Он стоял у доски и писал по пунктам, что нужно проверить у подынтегральной функции, какими она должна обладать качествами, чтобы была условная сходимость, и какими при абсолютной сходимости интегралов. Один, два, три, четыре, пять, шесть, – я слушала и записывала пункты, и мир интегралов перестал быть для меня за семью печатями – никаких, оказывается, чувств, разложи всё по полочкам и сиди, считай, думай.
У них в группе был сильный семинарист, он так их учил, они научили меня, и благодаря этому я хоть как-то написала письменный экзамен по анализу и даже лучше, чем в первом семестре.
Но до этого еще далеко, а пока мы ходим с девочками на лыжах, и я хожу с Ефимом на каток, он завязывает мне ботинки с коньками, а потом снимает с замерзших ног и пытается растереть сведенные холодом ступни ладонями. Но я позволяю только снять ботинки, а уж трогать мои ноги – нет, это чересчур, и я отталкиваю его руки, поджимаю ноги под себя. Видимся мы только в будни, по выходным он уезжает к своим теткам, а я езжу, но уже реже к дяде Боре. Иногда, я возвращаюсь от них по утрам, вместе с тетей Ниной9. Маленькая подвижная тетя Нина привычно быстро передвигается в густой толпе, и я еле поспеваю за ней. Плотный поток людей заносит меня в двери вагона на «Соколе», и на «Белорусской» с этим же потоком я выбираюсь из вагона и по переходу на кольцо, и там до «Новослободской». Главное, не задохнуться в такой толпе, впрочем, если станет плохо, то упасть всё равно не удастся. Молодая женщина, стоящая рядом со мной, разворачивает газету, кладет ее на спину мужчины, читает и еще что-то жует, явно завтракает. Рядом кто слабо пищит, что ему наступили на ногу. На минутку, оторвавшись от газеты и перестав жевать, женщина саркастически вопрошает:
– Вы что, первый раз в метро в час пик?
И жалующийся возмущенный голос устыжено замолкает.
В будни, в плохую погоду, когда нельзя пойти на каток и надоело учиться, Ефим заходит к нам на огонек – попить чаю, поумиляться на наивных девочек, т. е. меня, Люсю и Виолетту. Не помню, чтобы он приносил что-нибудь вкусное к чаю, но мы, все трое, были рады его посещениям, тому оживлению, которое он приносил с собой. Теперь он уже не придумывает обязательный предлог, чтобы зайти, а заходит просто на правах старого приятеля. Ведет он себя не так, как будто приходит именно ко мне, и я не хожу провожать его, когда он уходит, хотя он топчется возле двери прежде, чем уйти, и жалуется, как достали его товарищи по комнате, Лешка и Валерка, молодые ребята, наши ровесники.
Он топчется и топчется, но я не трогаюсь с места, раз ты пришел поумиляться, то я-то тут причем?
Но всё это глупости, и Люся и Вета знают, что ходит он ради меня, что я ему нравлюсь, и Виолетта насмешливо бросает в пространство после его ухода, вгоняя меня в краску смущения:
– Да, что-то Ефим к нам зачастил.
Я махнула рукой на свои благоразумные решения, мне всё больше нравится общество Ефима, я всё чаще думаю о нем, отвлекаясь от занятий. Иногда вместо девчонок я хожу на лыжах с Ефимом. Он хулиганит и стряхивает заснеженные ветки так, чтобы снег сыпался мне за шиворот.

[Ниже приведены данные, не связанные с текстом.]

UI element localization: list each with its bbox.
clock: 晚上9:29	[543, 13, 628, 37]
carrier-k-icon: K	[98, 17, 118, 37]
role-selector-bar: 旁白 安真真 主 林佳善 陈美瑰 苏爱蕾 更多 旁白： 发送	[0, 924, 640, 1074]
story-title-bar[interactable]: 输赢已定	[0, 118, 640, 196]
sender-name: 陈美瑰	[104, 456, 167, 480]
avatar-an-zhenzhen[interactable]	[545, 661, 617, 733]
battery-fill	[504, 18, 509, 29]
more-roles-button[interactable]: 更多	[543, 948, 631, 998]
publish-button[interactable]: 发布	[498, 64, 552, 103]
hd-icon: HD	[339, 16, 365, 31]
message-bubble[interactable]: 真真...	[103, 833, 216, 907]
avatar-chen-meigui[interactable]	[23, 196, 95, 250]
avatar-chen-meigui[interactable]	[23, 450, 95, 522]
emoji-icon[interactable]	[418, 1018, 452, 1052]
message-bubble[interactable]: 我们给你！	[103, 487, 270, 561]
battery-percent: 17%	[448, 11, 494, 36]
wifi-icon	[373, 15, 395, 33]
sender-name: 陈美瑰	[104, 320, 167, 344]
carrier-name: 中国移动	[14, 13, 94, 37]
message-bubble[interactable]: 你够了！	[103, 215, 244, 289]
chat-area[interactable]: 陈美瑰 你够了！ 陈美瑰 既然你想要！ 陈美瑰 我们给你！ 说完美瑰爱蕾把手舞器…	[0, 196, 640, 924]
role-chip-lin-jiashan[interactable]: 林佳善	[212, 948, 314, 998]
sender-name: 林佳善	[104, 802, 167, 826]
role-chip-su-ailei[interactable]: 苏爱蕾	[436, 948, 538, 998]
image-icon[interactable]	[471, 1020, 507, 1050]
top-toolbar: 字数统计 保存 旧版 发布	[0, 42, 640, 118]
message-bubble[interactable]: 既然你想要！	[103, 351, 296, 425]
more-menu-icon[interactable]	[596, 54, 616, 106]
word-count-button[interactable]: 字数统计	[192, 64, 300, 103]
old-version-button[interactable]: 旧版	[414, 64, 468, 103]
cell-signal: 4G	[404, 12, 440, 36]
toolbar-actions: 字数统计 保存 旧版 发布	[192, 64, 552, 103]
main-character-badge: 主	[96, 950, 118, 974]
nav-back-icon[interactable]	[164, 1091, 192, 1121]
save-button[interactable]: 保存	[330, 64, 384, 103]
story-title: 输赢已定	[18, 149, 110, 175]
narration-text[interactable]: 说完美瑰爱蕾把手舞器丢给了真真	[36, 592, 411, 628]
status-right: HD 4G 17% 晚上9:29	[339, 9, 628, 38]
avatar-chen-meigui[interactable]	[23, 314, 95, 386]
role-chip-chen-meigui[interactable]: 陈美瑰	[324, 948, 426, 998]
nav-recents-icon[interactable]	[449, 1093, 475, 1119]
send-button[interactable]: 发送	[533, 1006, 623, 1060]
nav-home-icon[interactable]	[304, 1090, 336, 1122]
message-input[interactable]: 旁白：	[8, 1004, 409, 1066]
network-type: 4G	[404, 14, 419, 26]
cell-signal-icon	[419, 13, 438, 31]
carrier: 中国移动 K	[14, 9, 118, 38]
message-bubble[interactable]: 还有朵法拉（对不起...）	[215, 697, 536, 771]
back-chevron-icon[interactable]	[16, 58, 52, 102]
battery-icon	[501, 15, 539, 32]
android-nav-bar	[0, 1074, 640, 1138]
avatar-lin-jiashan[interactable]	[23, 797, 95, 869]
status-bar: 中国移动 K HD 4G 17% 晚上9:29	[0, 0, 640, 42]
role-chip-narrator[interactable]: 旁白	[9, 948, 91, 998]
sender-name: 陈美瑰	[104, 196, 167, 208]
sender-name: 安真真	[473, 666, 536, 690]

Я сержусь, и у него появляется повод лезть мне за ворот и выбирать снег.
Он и стряхивает ветки только для этого, но мне нравится это игра, и я только делаю вид, что обижаюсь и не понимаю его хитростей.
Долгими январскими вечерами мы сидим в корпусе «А» и решаем задания.
Ефим теперь всегда занимает две аудитории рядом, чтобы недалеко было идти ко мне.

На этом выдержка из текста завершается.